I am very excited for the opportunity to share words of Torah with you. Each week, in this spot, I look to share an idea I've found that speaks to me and that I think will resonate with you as well. This week, I share an excerpt from an article by Rabbi Noson Weisz entitled ‘Who Says I Have To’ sharing a deep idea about the Jewish people's acceptance of the Mitzvot and its impact on the world.
[...] For whose benefit were we given the Mitzvot? As God, by definition, is already perfect and lacks nothing, the performance of the Mitzvot cannot bring Him any benefit. The beneficiaries of the Mitzvot must therefore be the very people who perform them. But if they are for our benefit, not God's, how can we relate to the idea that God commanded us to perform them? [...]
It turns out [...] that while God created the world for man to enjoy, there are two sorts of enjoyment. If we contrast the enjoyments with each other we find that God offers the enjoyment provided by the Noachide world entirely free of charge without the need of any human response. But the perfect enjoyment made possible by the performance of the Sinaic Mitzvot requires the assistance and active co-operation of human beings. The perfect enjoyment on offer consists of communion with the Perfect Being. Since there is nothing less enjoyable than being compelled to keep company with anyone, the only way to offer this perfect enjoyment is for human beings to choose it freely.
However, in order to be in a position to freely choose whether to keep God company, one must have the alternative of choosing not to be in God's company at all. But wherever God is absent there is a lack of perfection by definition; human beings must therefore live in a less than perfect world. But a less than perfect world is only so because of all the unpleasant things which are a part of it. If this world was entirely free of travail and tragedy, and inundated with perfect joy, it would be perfect, and there would be no getting away from God's company at all.
We now have the answer to the source of all the problems in the world. The Jew cannot live in a perfect world because he must do something with the world, which means he must freely choose to commune with God by doing the Mitzvot. To have this freedom of choice there must be a way of living without communing with God. The Jewish world cannot be perfect, as perfection comes from God and living in a perfect world would necessarily force all its inhabitants into communion with God. As the Jew and the Noachide share a common world, the Noachide human being must also live in this less than perfect world so that the Jew can choose to do Mitzvot freely.

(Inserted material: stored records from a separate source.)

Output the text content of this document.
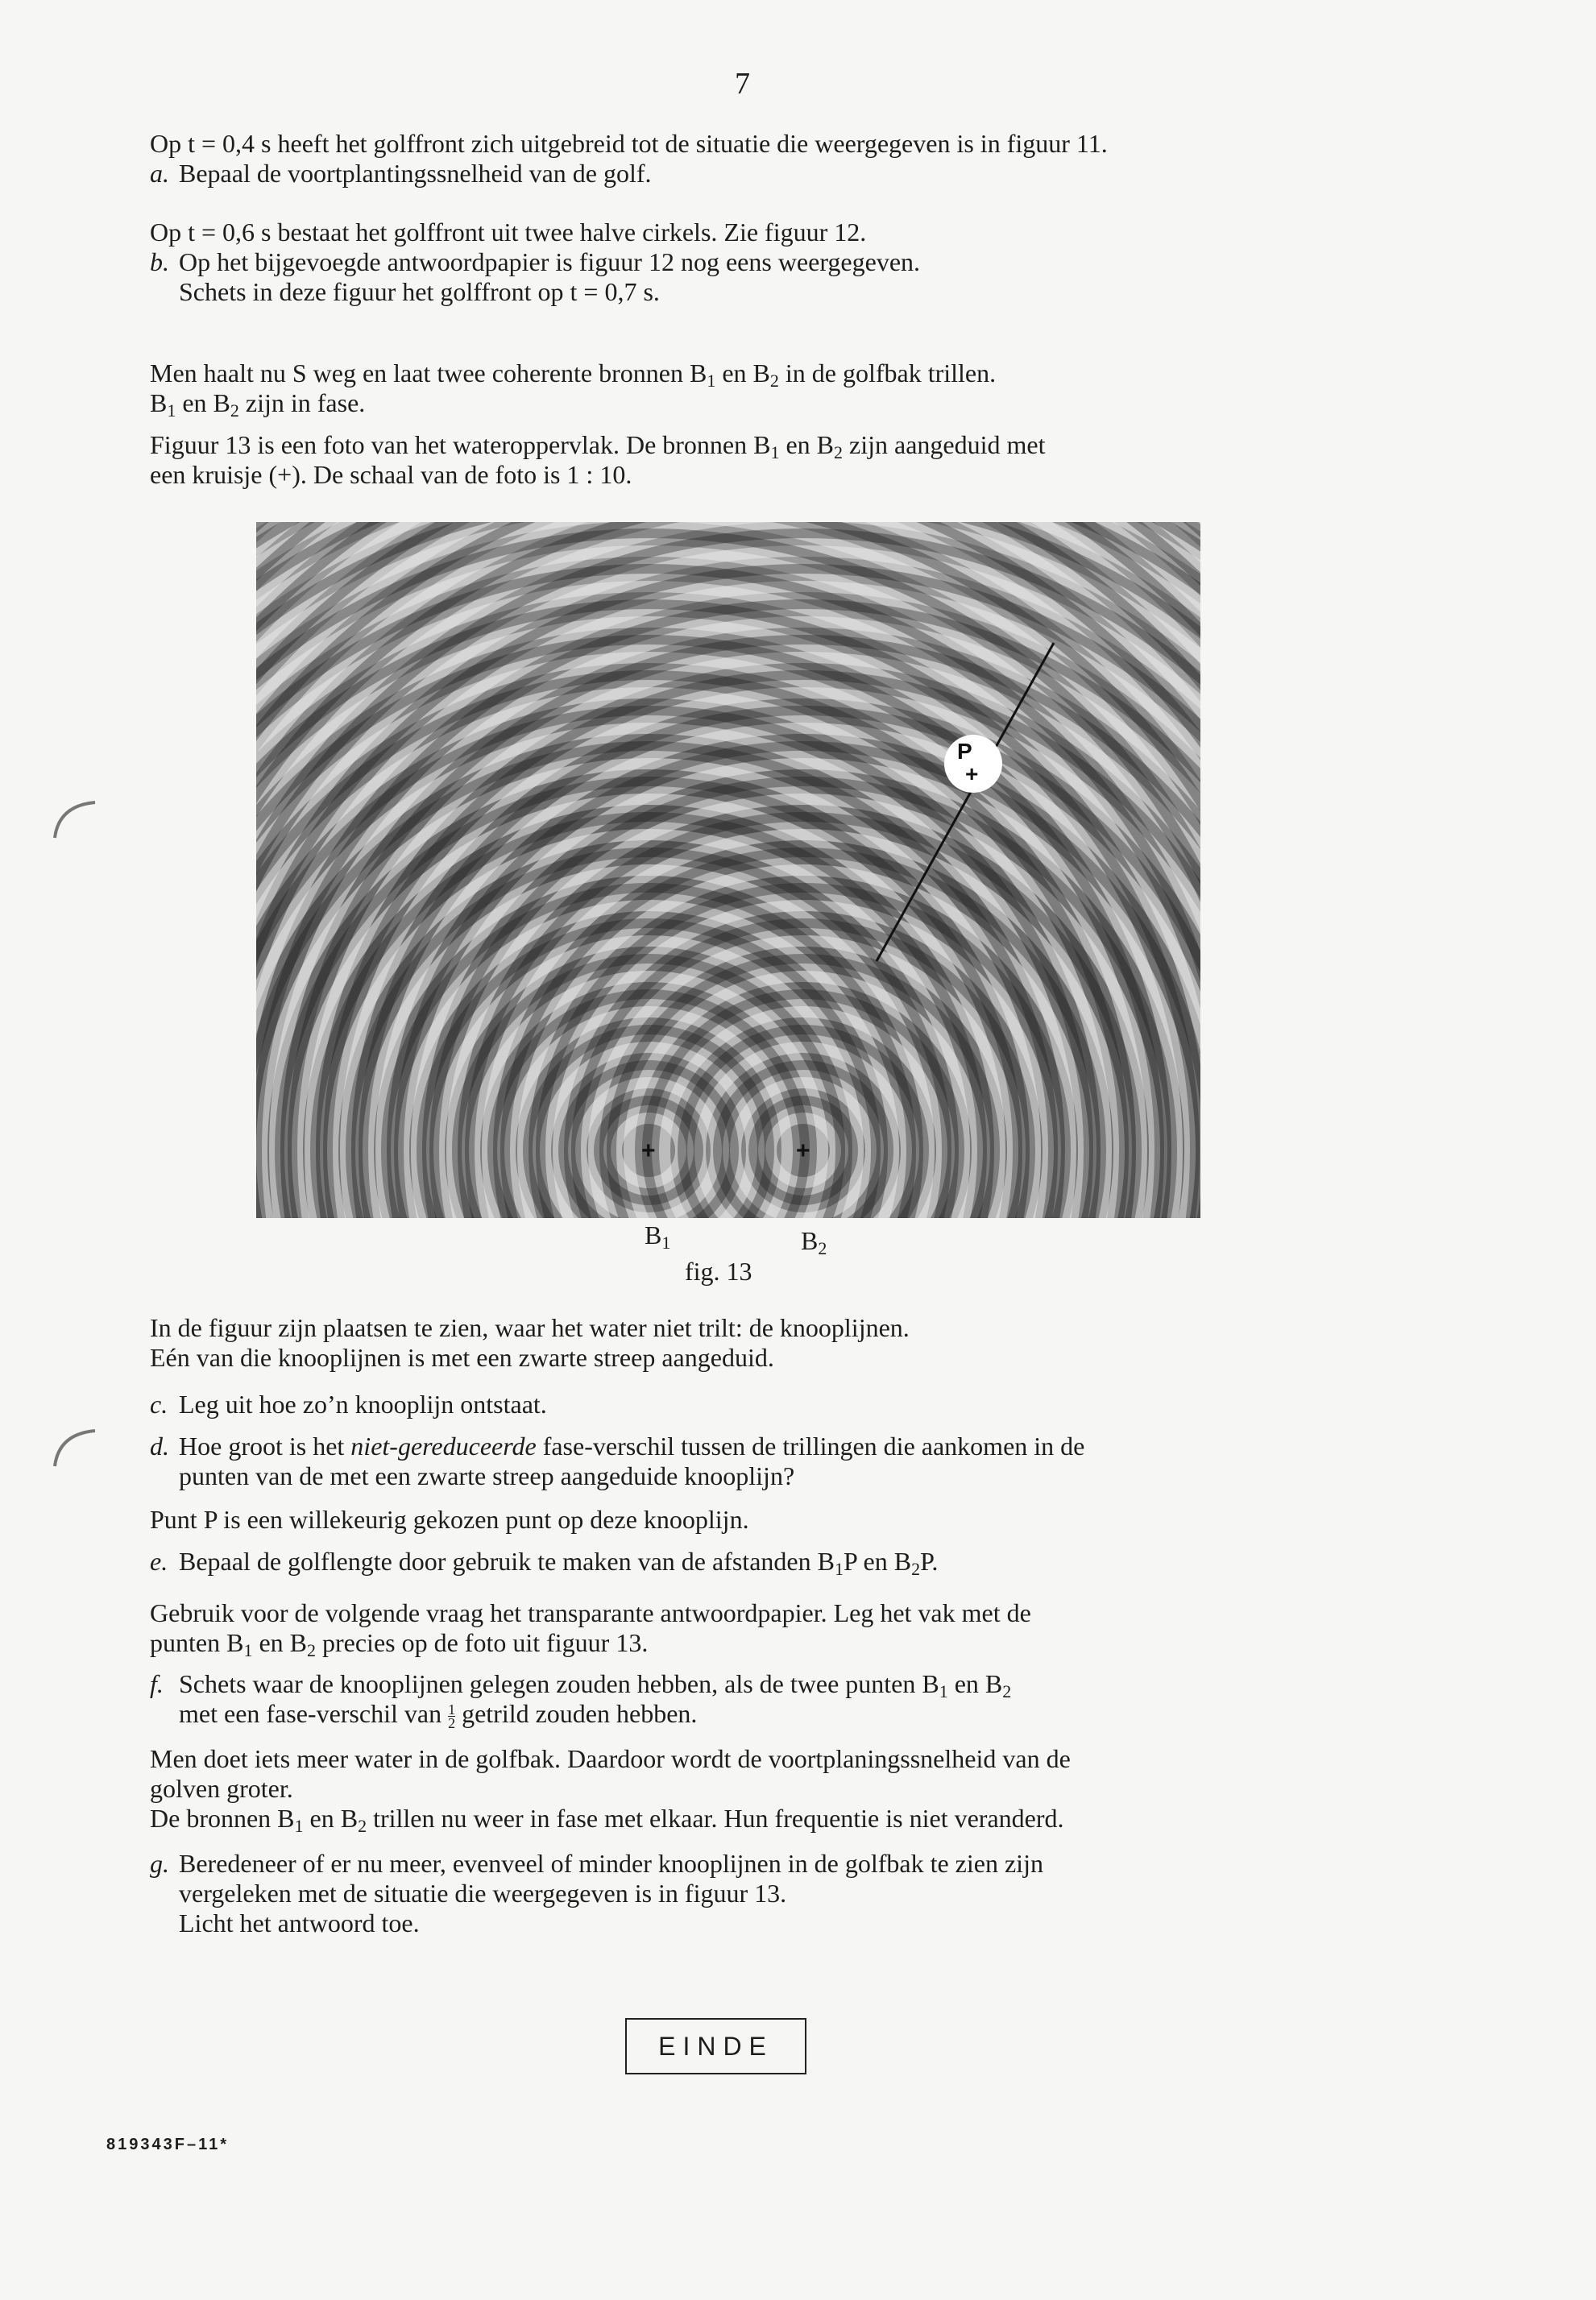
7
Op t = 0,4 s heeft het golffront zich uitgebreid tot de situatie die weergegeven is in figuur 11.
a. Bepaal de voortplantingssnelheid van de golf.
Op t = 0,6 s bestaat het golffront uit twee halve cirkels. Zie figuur 12.
b. Op het bijgevoegde antwoordpapier is figuur 12 nog eens weergegeven.
Schets in deze figuur het golffront op t = 0,7 s.
Men haalt nu S weg en laat twee coherente bronnen $B_1$ en $B_2$ in de golfbak trillen.
$B_1$ en $B_2$ zijn in fase.
Figuur 13 is een foto van het wateroppervlak. De bronnen $B_1$ en $B_2$ zijn aangeduid met
een kruisje (+). De schaal van de foto is 1 : 10.
P
+
+	+
$B_1$	$B_2$
fig. 13
In de figuur zijn plaatsen te zien, waar het water niet trilt: de knooplijnen.
Eén van die knooplijnen is met een zwarte streep aangeduid.
c. Leg uit hoe zo’n knooplijn ontstaat.
d. Hoe groot is het niet-gereduceerde fase-verschil tussen de trillingen die aankomen in de
punten van de met een zwarte streep aangeduide knooplijn?
Punt P is een willekeurig gekozen punt op deze knooplijn.
e. Bepaal de golflengte door gebruik te maken van de afstanden $B_1P$ en $B_2P$.
Gebruik voor de volgende vraag het transparante antwoordpapier. Leg het vak met de
punten $B_1$ en $B_2$ precies op de foto uit figuur 13.
f. Schets waar de knooplijnen gelegen zouden hebben, als de twee punten $B_1$ en $B_2$
met een fase-verschil van $\frac{1}{2}$ getrild zouden hebben.
Men doet iets meer water in de golfbak. Daardoor wordt de voortplaningssnelheid van de
golven groter.
De bronnen $B_1$ en $B_2$ trillen nu weer in fase met elkaar. Hun frequentie is niet veranderd.
g. Beredeneer of er nu meer, evenveel of minder knooplijnen in de golfbak te zien zijn
vergeleken met de situatie die weergegeven is in figuur 13.
Licht het antwoord toe.
EINDE
819343F–11*
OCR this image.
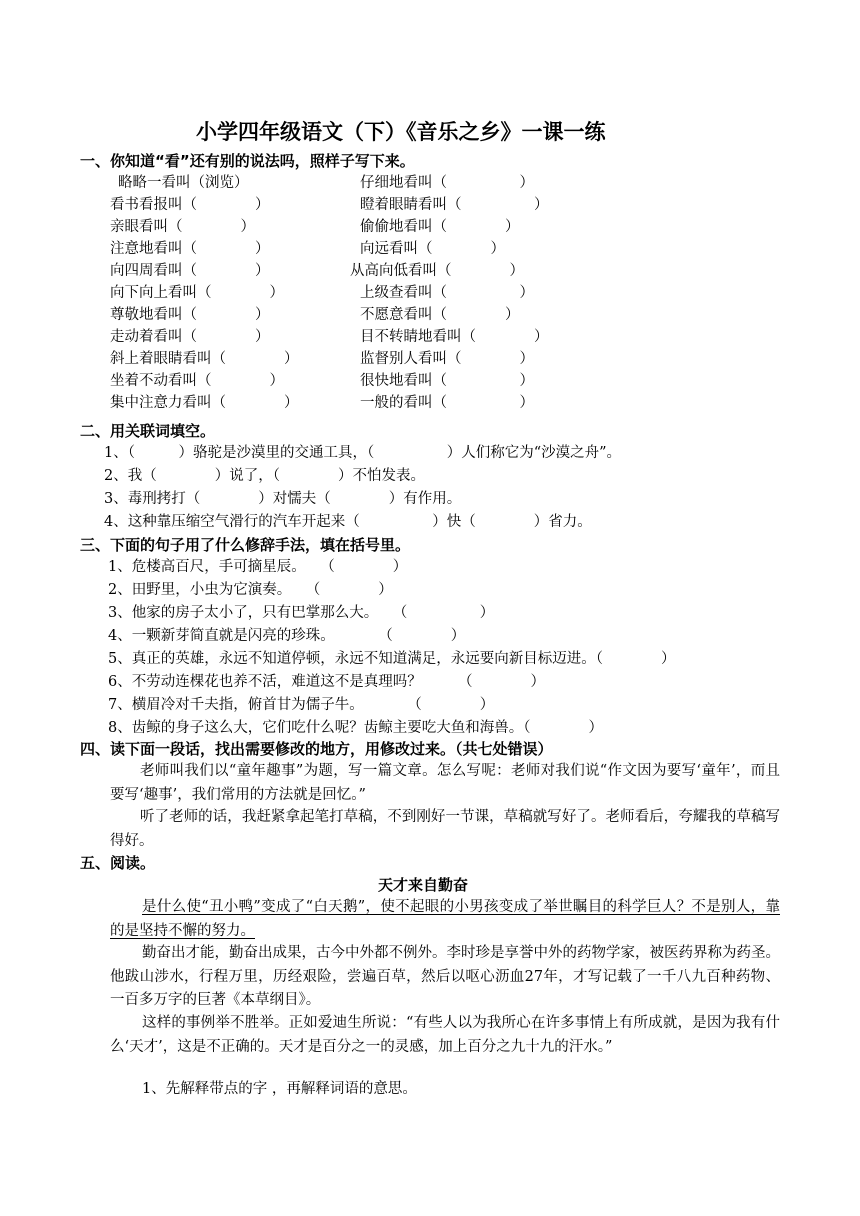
小学四年级语文（下）《音乐之乡》一课一练
一、你知道“看”还有别的说法吗，照样子写下来。
略略一看叫（浏览）
看书看报叫（　　　　）
亲眼看叫（　　　　）
注意地看叫（　　　　）
向四周看叫（　　　　）
向下向上看叫（　　　　）
尊敬地看叫（　　　　）
走动着看叫（　　　　）
斜上着眼睛看叫（　　　　）
坐着不动看叫（　　　　）
集中注意力看叫（　　　　）
仔细地看叫（　　　　　）
瞪着眼睛看叫（　　　　　）
偷偷地看叫（　　　　）
向远看叫（　　　　）
从高向低看叫（　　　　）
上级查看叫（　　　　　）
不愿意看叫（　　　　）
目不转睛地看叫（　　　　）
监督别人看叫（　　　　）
很快地看叫（　　　　　）
一般的看叫（　　　　　）
二、用关联词填空。
1、（　　　）骆驼是沙漠里的交通工具，（　　　　　）人们称它为“沙漠之舟”。
2、我（　　　　）说了，（　　　　）不怕发表。
3、毒刑拷打（　　　　）对懦夫（　　　　）有作用。
4、这种靠压缩空气滑行的汽车开起来（　　　　　）快（　　　　）省力。
三、下面的句子用了什么修辞手法，填在括号里。
1、危楼高百尺，手可摘星辰。　　（　　　　）
2、田野里，小虫为它演奏。　　（　　　　）
3、他家的房子太小了，只有巴掌那么大。　　（　　　　　）
4、一颗新芽简直就是闪亮的珍珠。　　　　（　　　　）
5、真正的英雄，永远不知道停顿，永远不知道满足，永远要向新目标迈进。（　　　　）
6、不劳动连棵花也养不活，难道这不是真理吗？　　　（　　　　）
7、横眉冷对千夫指，俯首甘为儒子牛。　　　　（　　　　）
8、齿鲸的身子这么大，它们吃什么呢？齿鲸主要吃大鱼和海兽。（　　　　）
四、读下面一段话，找出需要修改的地方，用修改过来。（共七处错误）
老师叫我们以“童年趣事”为题，写一篇文章。怎么写呢：老师对我们说“作文因为要写‘童年’，而且要写‘趣事’，我们常用的方法就是回忆。”
听了老师的话，我赶紧拿起笔打草稿，不到刚好一节课，草稿就写好了。老师看后，夸耀我的草稿写得好。
五、阅读。
天才来自勤奋
是什么使“丑小鸭”变成了“白天鹅”，使不起眼的小男孩变成了举世瞩目的科学巨人？不是别人，靠的是坚持不懈的努力。
勤奋出才能，勤奋出成果，古今中外都不例外。李时珍是享誉中外的药物学家，被医药界称为药圣。他跋山涉水，行程万里，历经艰险，尝遍百草，然后以呕心沥血27年，才写记载了一千八九百种药物、一百多万字的巨著《本草纲目》。
这样的事例举不胜举。正如爱迪生所说：“有些人以为我所心在许多事情上有所成就，是因为我有什么‘天才’，这是不正确的。天才是百分之一的灵感，加上百分之九十九的汗水。”
1、先解释带点的字 ，再解释词语的意思。
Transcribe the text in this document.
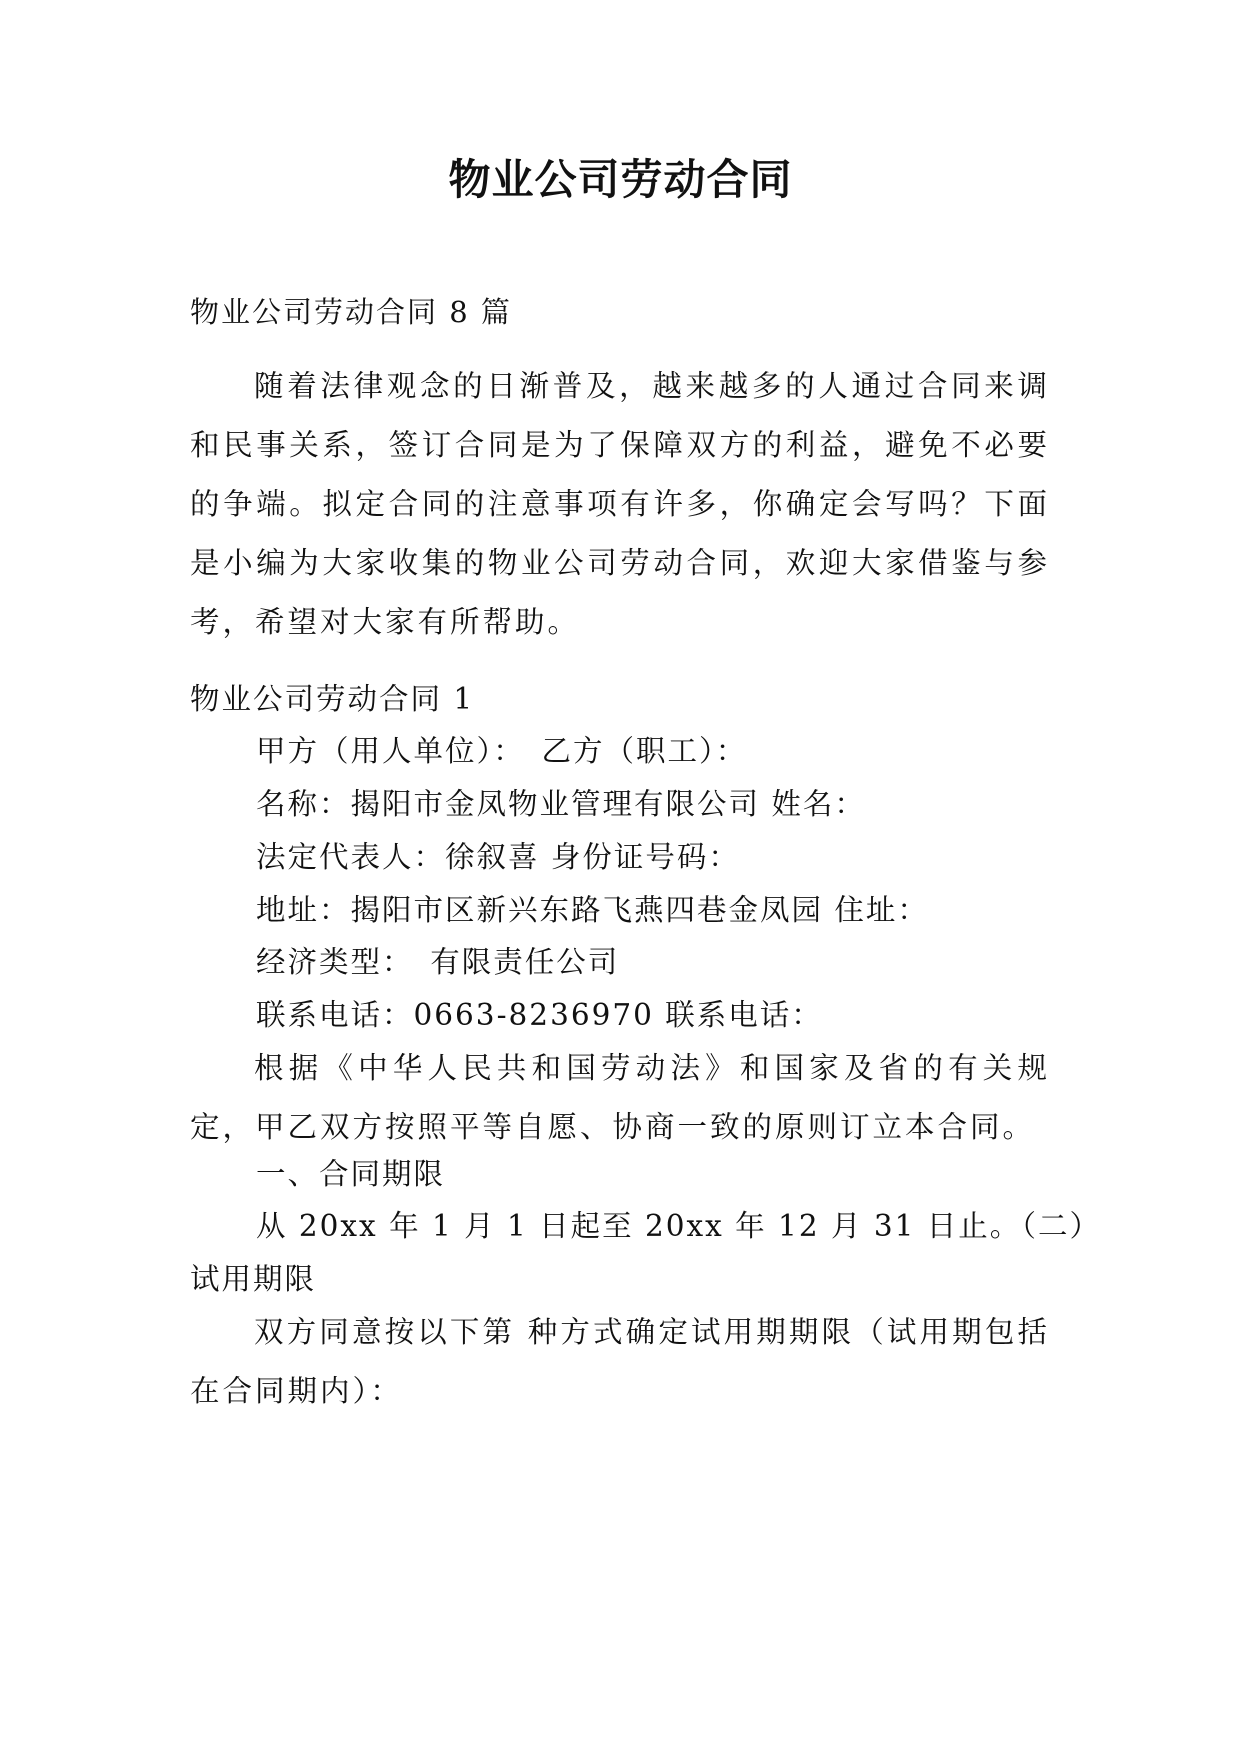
物业公司劳动合同
物业公司劳动合同 8 篇
随着法律观念的日渐普及，越来越多的人通过合同来调和民事关系，签订合同是为了保障双方的利益，避免不必要的争端。拟定合同的注意事项有许多，你确定会写吗？下面是小编为大家收集的物业公司劳动合同，欢迎大家借鉴与参考，希望对大家有所帮助。
物业公司劳动合同 1
甲方（用人单位）：　乙方（职工）：
名称：揭阳市金凤物业管理有限公司 姓名：
法定代表人：徐叙喜 身份证号码：
地址：揭阳市区新兴东路飞燕四巷金凤园 住址：
经济类型：　有限责任公司
联系电话：0663-8236970 联系电话：
根据《中华人民共和国劳动法》和国家及省的有关规定，甲乙双方按照平等自愿、协商一致的原则订立本合同。
一、合同期限
从 20xx 年 1 月 1 日起至 20xx 年 12 月 31 日止。（二）
试用期限
双方同意按以下第 种方式确定试用期期限（试用期包括在合同期内）：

We are finally fully equipped to deal with the apparent inner contradiction of voluntary commandments. The commandments are truly commandments because they are a necessity of existence. God has no interest in a world without Mitzvot because the perfect joy of communion with God does not exist in such a world. But they must be voluntarily accepted because if they were coerced then even communion with God could not possibly provide perfect joy. Enforced relationships cannot be perfect by definition. [...]
Once the Jews voluntarily submitted themselves to the necessity of Torah, the world can exist for everyone to enjoy. [The question is, a]re you willing to do something with the world besides simply enjoy it? [...] If you are, then why don't you find out how to fix the evil? How do you know that that is not the very task you were set? In fact, if you ponder this essay, you will see that that is precisely the definition of the human task.